Klasa zaczęła mówić, że to super pomysł i wgl więc ostatecznie Ackerman przyniósł dużą tablice ze steropianu, jakieś przybory, ozdoby itp.

Zaczęliśmy wszyscy zastanawiać się jak to zrobić żeby wyglądało dobrze, oczywiście nie obeszło się bez kłótni, ale ostatecznie wybraliśmy wzór i teraz wystarczyło tylko to poprzypinać, w sumie to podszedłem do tablicy i zacząłem rozkładać bibułę.

- Daj trochę wyżej - usłyszałem głos Levia, który stanął koło mnie. Na jego głos od razu wszystko puściłem i bibułka poleciała na podłogę.

- J-ja przeprasza - Szybko ją podniosłem i znowu rozłożyłem czekając aż ktoś zacznie przybijać pineski jednak nikt nie przyszedł więc zajął się tym Levi

Stał tak blisko mnie, czułem jego perfumy kiedy wykonywał ruch, obserwowałem jego dłonie które aktualnie dociskamy pineske i ile bym dał żeby te ręce mnie dotykały... Na tą myśl się zaczerwieniem. Kurwa serio będę musiał pogadać z Arminem.

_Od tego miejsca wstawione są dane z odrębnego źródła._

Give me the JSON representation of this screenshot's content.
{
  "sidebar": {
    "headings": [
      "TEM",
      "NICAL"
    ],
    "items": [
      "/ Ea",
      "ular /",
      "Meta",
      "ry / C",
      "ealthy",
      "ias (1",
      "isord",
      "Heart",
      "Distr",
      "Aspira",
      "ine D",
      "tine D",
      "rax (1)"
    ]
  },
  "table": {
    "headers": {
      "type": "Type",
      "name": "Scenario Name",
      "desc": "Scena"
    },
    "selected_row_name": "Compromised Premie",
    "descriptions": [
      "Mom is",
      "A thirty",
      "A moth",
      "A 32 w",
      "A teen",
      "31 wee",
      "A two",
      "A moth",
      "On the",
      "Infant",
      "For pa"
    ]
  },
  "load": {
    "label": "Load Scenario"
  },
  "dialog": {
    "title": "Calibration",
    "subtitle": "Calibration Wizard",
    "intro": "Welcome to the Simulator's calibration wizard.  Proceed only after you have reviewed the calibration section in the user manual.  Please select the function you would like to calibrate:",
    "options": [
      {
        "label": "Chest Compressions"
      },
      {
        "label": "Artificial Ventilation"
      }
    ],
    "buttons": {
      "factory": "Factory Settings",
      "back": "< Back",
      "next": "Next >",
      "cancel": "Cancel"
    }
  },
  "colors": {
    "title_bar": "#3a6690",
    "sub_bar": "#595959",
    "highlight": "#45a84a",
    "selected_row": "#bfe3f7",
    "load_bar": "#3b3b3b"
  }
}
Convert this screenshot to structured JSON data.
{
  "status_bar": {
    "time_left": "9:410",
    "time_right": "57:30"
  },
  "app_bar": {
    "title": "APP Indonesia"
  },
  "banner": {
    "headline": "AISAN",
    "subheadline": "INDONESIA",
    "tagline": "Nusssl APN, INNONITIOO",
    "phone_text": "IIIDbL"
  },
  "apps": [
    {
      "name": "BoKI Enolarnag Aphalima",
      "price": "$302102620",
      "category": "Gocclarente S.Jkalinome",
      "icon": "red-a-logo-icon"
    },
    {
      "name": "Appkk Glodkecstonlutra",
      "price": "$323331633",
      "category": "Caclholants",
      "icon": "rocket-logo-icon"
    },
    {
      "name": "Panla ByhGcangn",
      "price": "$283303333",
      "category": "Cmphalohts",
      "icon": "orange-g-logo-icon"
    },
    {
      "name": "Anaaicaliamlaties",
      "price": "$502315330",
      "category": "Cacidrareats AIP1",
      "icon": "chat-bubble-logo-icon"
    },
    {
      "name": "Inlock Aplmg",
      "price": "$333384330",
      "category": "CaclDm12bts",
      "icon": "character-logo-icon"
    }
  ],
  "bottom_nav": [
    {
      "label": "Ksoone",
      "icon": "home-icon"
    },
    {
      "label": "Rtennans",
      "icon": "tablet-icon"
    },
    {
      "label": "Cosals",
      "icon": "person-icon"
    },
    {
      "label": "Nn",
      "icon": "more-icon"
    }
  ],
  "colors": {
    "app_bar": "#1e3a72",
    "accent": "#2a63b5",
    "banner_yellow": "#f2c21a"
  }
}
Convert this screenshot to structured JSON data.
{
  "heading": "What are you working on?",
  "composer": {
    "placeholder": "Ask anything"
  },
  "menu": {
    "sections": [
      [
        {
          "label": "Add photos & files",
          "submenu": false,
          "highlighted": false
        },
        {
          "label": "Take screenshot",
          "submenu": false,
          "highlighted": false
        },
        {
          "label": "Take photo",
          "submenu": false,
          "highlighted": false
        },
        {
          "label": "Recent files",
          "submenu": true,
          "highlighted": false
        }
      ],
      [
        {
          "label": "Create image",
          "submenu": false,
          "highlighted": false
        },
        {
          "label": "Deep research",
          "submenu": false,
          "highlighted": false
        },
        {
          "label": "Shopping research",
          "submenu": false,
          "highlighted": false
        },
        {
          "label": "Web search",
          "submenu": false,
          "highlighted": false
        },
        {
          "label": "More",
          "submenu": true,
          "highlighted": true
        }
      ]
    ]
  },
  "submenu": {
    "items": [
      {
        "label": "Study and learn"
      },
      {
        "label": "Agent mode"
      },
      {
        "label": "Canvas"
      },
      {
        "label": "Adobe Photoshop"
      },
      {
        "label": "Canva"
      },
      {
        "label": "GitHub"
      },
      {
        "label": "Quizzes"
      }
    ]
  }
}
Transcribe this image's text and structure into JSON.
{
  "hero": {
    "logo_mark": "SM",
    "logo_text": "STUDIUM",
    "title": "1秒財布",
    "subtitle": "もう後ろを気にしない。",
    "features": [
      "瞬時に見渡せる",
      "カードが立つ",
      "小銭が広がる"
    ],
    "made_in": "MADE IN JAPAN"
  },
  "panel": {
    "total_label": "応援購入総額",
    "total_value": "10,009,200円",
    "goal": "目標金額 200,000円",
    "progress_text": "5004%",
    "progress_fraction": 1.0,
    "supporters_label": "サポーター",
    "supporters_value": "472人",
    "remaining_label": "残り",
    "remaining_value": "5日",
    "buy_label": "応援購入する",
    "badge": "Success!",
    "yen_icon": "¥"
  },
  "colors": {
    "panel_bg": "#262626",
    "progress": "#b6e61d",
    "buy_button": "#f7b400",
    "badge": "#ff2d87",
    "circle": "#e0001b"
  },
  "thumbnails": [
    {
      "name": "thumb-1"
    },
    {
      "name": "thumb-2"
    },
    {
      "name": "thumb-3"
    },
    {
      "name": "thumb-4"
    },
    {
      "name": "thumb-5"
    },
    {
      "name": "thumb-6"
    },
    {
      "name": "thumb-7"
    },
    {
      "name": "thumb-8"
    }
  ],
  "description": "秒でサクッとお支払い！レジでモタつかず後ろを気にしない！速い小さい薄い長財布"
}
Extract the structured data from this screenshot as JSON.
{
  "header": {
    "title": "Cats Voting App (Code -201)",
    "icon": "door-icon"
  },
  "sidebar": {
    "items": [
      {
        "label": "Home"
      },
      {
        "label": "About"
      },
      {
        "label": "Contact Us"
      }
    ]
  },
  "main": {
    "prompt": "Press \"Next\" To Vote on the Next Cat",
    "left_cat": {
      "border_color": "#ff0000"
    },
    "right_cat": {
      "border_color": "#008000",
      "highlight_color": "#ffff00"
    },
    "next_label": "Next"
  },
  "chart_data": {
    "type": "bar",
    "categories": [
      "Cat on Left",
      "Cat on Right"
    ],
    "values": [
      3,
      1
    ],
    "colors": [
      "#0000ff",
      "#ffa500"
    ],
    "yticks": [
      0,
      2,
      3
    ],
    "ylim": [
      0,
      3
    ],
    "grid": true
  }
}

Na szczęście reszta lekcji minęła spokojnie, unikałem Levia, nawet starałem się na niego nie patrzeć bo samym wzrokiem mnie stresował. W co ja się wjebałem?

Zadzwonił dzwonek więc jak najszybciej chciałem wybiec z klasy co też uczyniłem, nawet mu nie powiedziałem "do widzenia" po drodze wywaliłem krzesło ale miałem to w dupie po prostu chciałem zaczerpnąć powietrza.

- Hej Eren! - Usłyszałem głos Armina więc przystanąłem na korytarzu - Stało się coś, że tak pędzisz?

- Nie! Nic a nic! - zmusiłem się do uśmiechu, ale patrząc na Armina już wiedziałem że zaczyna mnie rozgryzać

- Chodźmy do mnie.

- Okej... - może mi ta rozmowa pomoże?

Droga do jego domu minęła szybko, gadaliśmy głównie o nowej restauracji którą właśnie otworzyli i jak bardzo to było bezsensowne biorąc pod uwagę, że jest zaraz na przeciwko innej, ale dobra.

Usiadłem na łóżku Armina po czym ten się do mnie dosiadł i popatrzył na mnie poważnym wzrokiem.

- Słuchaj Eren... Jeśli jest coś...

- Tylko że ja nie wiem co! Cholera Armin naprawdę nie wiem co się dziejie przeraża mnie to! - zakryłem twarz rękoma nie to że płakałem po prostu nie chciałem na nic patrzeć, a tak czułem się bezpiecznie. Poczułem jak daje mi rękę na ramię i w sumie to mnie trochę podniosło na duchu

- Zacznij od początku i spokojnie.

Wziąłem wdech i w sumie słowa jakoś same zaczęły lecieć

- No więc pierwsze byłem pewny, że nie zdam matmy, potem pojawił się Levi Ackerman moja nadziejia na zdanie, ale oczywiście ty i Petra powiedzieliście, że jest on przystojny czy coś w tym stylu i zacząłem to nie potrzebnie analizować, a później jeszcze te lekcje w jego domu, ty sobie nie zdajesz sprawy jak ja bardzo byłem zestresowany i to w inny sposób niż normalnie.

- Eren czyli chodzi o Levia? To on cię tak ostatnio dekoncentruje?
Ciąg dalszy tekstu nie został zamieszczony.